Lately, I've been dealing with a flood of phishing calendar invites hitting my users' Outlook 365 accounts. It seems the spammer is sending invites to a distribution list, which means it's affecting a large number of people at once. Despite being reported as spam by my users, these invites are still cluttering their calendars. I'm wondering if there are any transport rules or PowerShell commands that I can implement to prevent these invites from reaching the calendar altogether. I've looked through the transport rules but haven't found anything that seems helpful.
4 Answers
We've encountered this issue as well. I found an older thread discussing it, but it didn't lead to much. Our anti-spam platform, Vade, seems to have received updates that help in catching these invites now.

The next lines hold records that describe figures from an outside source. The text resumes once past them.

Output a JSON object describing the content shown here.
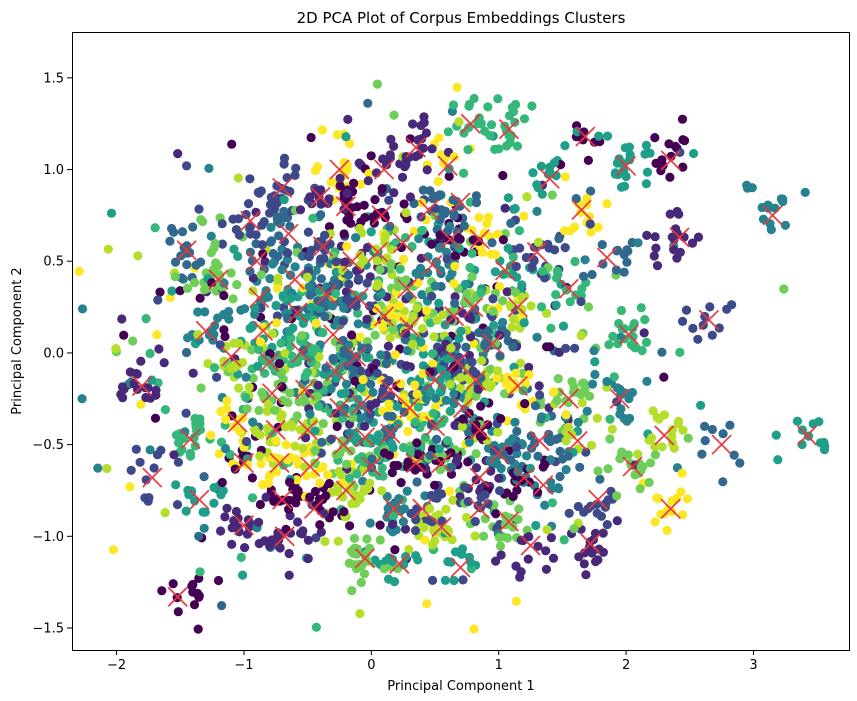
{
  "chart_data": {
    "type": "scatter",
    "title": "2D PCA Plot of Corpus Embeddings Clusters",
    "xlabel": "Principal Component 1",
    "ylabel": "Principal Component 2",
    "xlim": [
      -2.35,
      3.75
    ],
    "ylim": [
      -1.62,
      1.75
    ],
    "xticks": [
      -2,
      -1,
      0,
      1,
      2,
      3
    ],
    "yticks": [
      -1.5,
      -1.0,
      -0.5,
      0.0,
      0.5,
      1.0,
      1.5
    ],
    "grid": false,
    "colormap": "viridis",
    "palette": [
      "#440154",
      "#482878",
      "#3e4989",
      "#31688e",
      "#26828e",
      "#1f9e89",
      "#35b779",
      "#6ece58",
      "#b5de2b",
      "#fde725"
    ],
    "point_count": 2600,
    "distribution": {
      "center": [
        0.15,
        0.0
      ],
      "spread": [
        0.95,
        0.55
      ]
    },
    "centroid_marker": {
      "shape": "x",
      "color": "#e8383d"
    },
    "centroids": [
      [
        -1.52,
        -1.33
      ],
      [
        -1.8,
        -0.18
      ],
      [
        -1.72,
        -0.68
      ],
      [
        -1.45,
        0.56
      ],
      [
        -1.3,
        0.12
      ],
      [
        -1.35,
        -0.8
      ],
      [
        -1.42,
        -0.47
      ],
      [
        -1.2,
        0.4
      ],
      [
        -1.1,
        -0.02
      ],
      [
        -1.05,
        -0.38
      ],
      [
        -1.0,
        -0.6
      ],
      [
        -1.0,
        -0.94
      ],
      [
        -0.95,
        0.72
      ],
      [
        -0.9,
        0.5
      ],
      [
        -0.88,
        0.3
      ],
      [
        -0.85,
        0.12
      ],
      [
        -0.8,
        -0.05
      ],
      [
        -0.78,
        -0.22
      ],
      [
        -0.75,
        -0.42
      ],
      [
        -0.72,
        -0.6
      ],
      [
        -0.7,
        -0.8
      ],
      [
        -0.68,
        -1.0
      ],
      [
        -0.7,
        0.9
      ],
      [
        -0.65,
        0.65
      ],
      [
        -0.6,
        0.4
      ],
      [
        -0.58,
        0.22
      ],
      [
        -0.55,
        0.0
      ],
      [
        -0.52,
        -0.2
      ],
      [
        -0.5,
        -0.42
      ],
      [
        -0.48,
        -0.62
      ],
      [
        -0.45,
        -0.85
      ],
      [
        -0.4,
        0.85
      ],
      [
        -0.38,
        0.58
      ],
      [
        -0.35,
        0.32
      ],
      [
        -0.3,
        0.1
      ],
      [
        -0.28,
        -0.1
      ],
      [
        -0.25,
        -0.3
      ],
      [
        -0.22,
        -0.5
      ],
      [
        -0.2,
        -0.75
      ],
      [
        -0.25,
        1.0
      ],
      [
        -0.2,
        0.8
      ],
      [
        -0.15,
        0.5
      ],
      [
        -0.1,
        0.3
      ],
      [
        -0.12,
        -0.02
      ],
      [
        -0.08,
        -0.28
      ],
      [
        -0.05,
        -0.46
      ],
      [
        0.0,
        -0.62
      ],
      [
        -0.05,
        -1.12
      ],
      [
        0.05,
        0.55
      ],
      [
        0.1,
        0.2
      ],
      [
        0.08,
        0.75
      ],
      [
        0.1,
        1.0
      ],
      [
        0.15,
        -0.2
      ],
      [
        0.15,
        -0.44
      ],
      [
        0.18,
        -0.85
      ],
      [
        0.22,
        -1.15
      ],
      [
        0.25,
        0.6
      ],
      [
        0.28,
        0.35
      ],
      [
        0.3,
        0.14
      ],
      [
        0.3,
        -0.3
      ],
      [
        0.35,
        -0.6
      ],
      [
        0.35,
        1.12
      ],
      [
        0.4,
        -0.85
      ],
      [
        0.45,
        0.78
      ],
      [
        0.48,
        0.48
      ],
      [
        0.5,
        -0.15
      ],
      [
        0.5,
        -0.4
      ],
      [
        0.55,
        -0.6
      ],
      [
        0.55,
        -0.95
      ],
      [
        0.6,
        1.02
      ],
      [
        0.62,
        0.62
      ],
      [
        0.65,
        0.2
      ],
      [
        0.68,
        -0.05
      ],
      [
        0.7,
        0.82
      ],
      [
        0.72,
        -0.3
      ],
      [
        0.7,
        -1.17
      ],
      [
        0.78,
        1.25
      ],
      [
        0.8,
        0.25
      ],
      [
        0.82,
        -0.15
      ],
      [
        0.85,
        0.62
      ],
      [
        0.85,
        -0.42
      ],
      [
        0.85,
        -0.68
      ],
      [
        0.85,
        -0.85
      ],
      [
        0.95,
        0.05
      ],
      [
        1.0,
        -0.55
      ],
      [
        1.05,
        0.45
      ],
      [
        1.08,
        1.22
      ],
      [
        1.08,
        -0.92
      ],
      [
        1.15,
        0.25
      ],
      [
        1.15,
        -0.18
      ],
      [
        1.2,
        -0.68
      ],
      [
        1.25,
        -1.05
      ],
      [
        1.3,
        0.55
      ],
      [
        1.32,
        -0.48
      ],
      [
        1.35,
        -0.72
      ],
      [
        1.4,
        0.95
      ],
      [
        1.55,
        0.35
      ],
      [
        1.55,
        -0.25
      ],
      [
        1.62,
        -0.48
      ],
      [
        1.65,
        0.78
      ],
      [
        1.68,
        1.18
      ],
      [
        1.72,
        -1.04
      ],
      [
        1.78,
        -0.8
      ],
      [
        1.85,
        0.52
      ],
      [
        1.95,
        -0.25
      ],
      [
        2.0,
        1.02
      ],
      [
        2.02,
        0.1
      ],
      [
        2.05,
        -0.62
      ],
      [
        2.3,
        -0.45
      ],
      [
        2.35,
        -0.85
      ],
      [
        2.35,
        1.05
      ],
      [
        2.42,
        0.63
      ],
      [
        2.65,
        0.18
      ],
      [
        2.75,
        -0.5
      ],
      [
        3.15,
        0.75
      ],
      [
        3.42,
        -0.45
      ]
    ]
  }
}
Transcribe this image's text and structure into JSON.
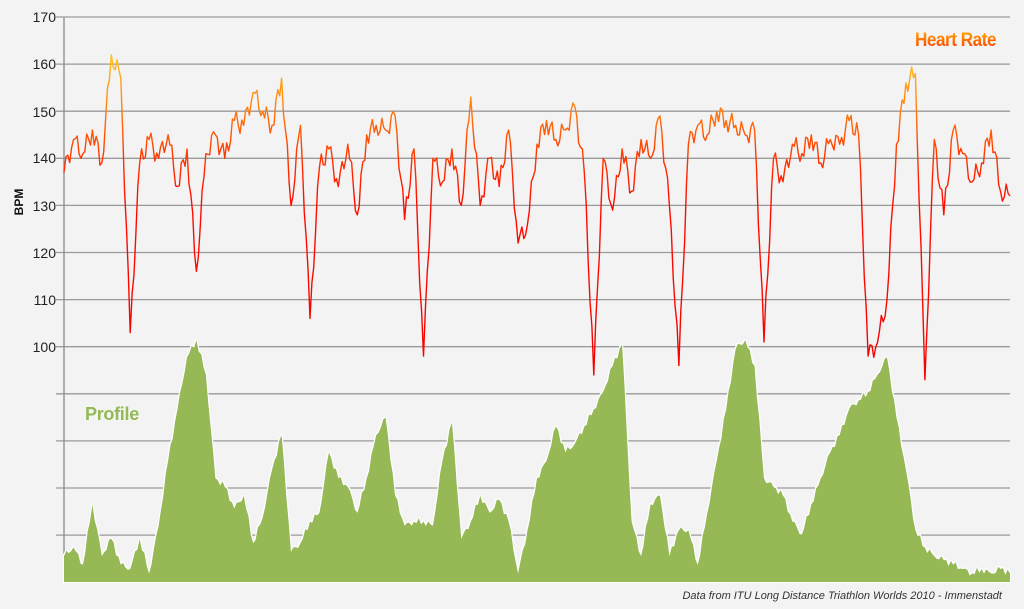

I managed to block those invites using Checkpoint. They had this exemption rule set for calendar invites, so while the original emails were getting flagged, the calendar invites would still go through. You might want to look into similar measures.
Have you tried configuring the distribution list to block external senders? That might help in stopping these invites from getting through.
I was curious if all your calendars are set to auto-accept invites. If that's the case, that would explain why they appear regardless of user action. My team has faced similar issues, and sometimes these invites just end up in the inbox instead of trash if that setting is enabled.
I've seen that too! Microsoft tends to class these as junk and files them accordingly. Others suggested updating DKIM settings to strict might help cut them off.
Yeah, even when set to not accept, they clutter the calendar regardless. I included a screenshot to show you what I'm talking about.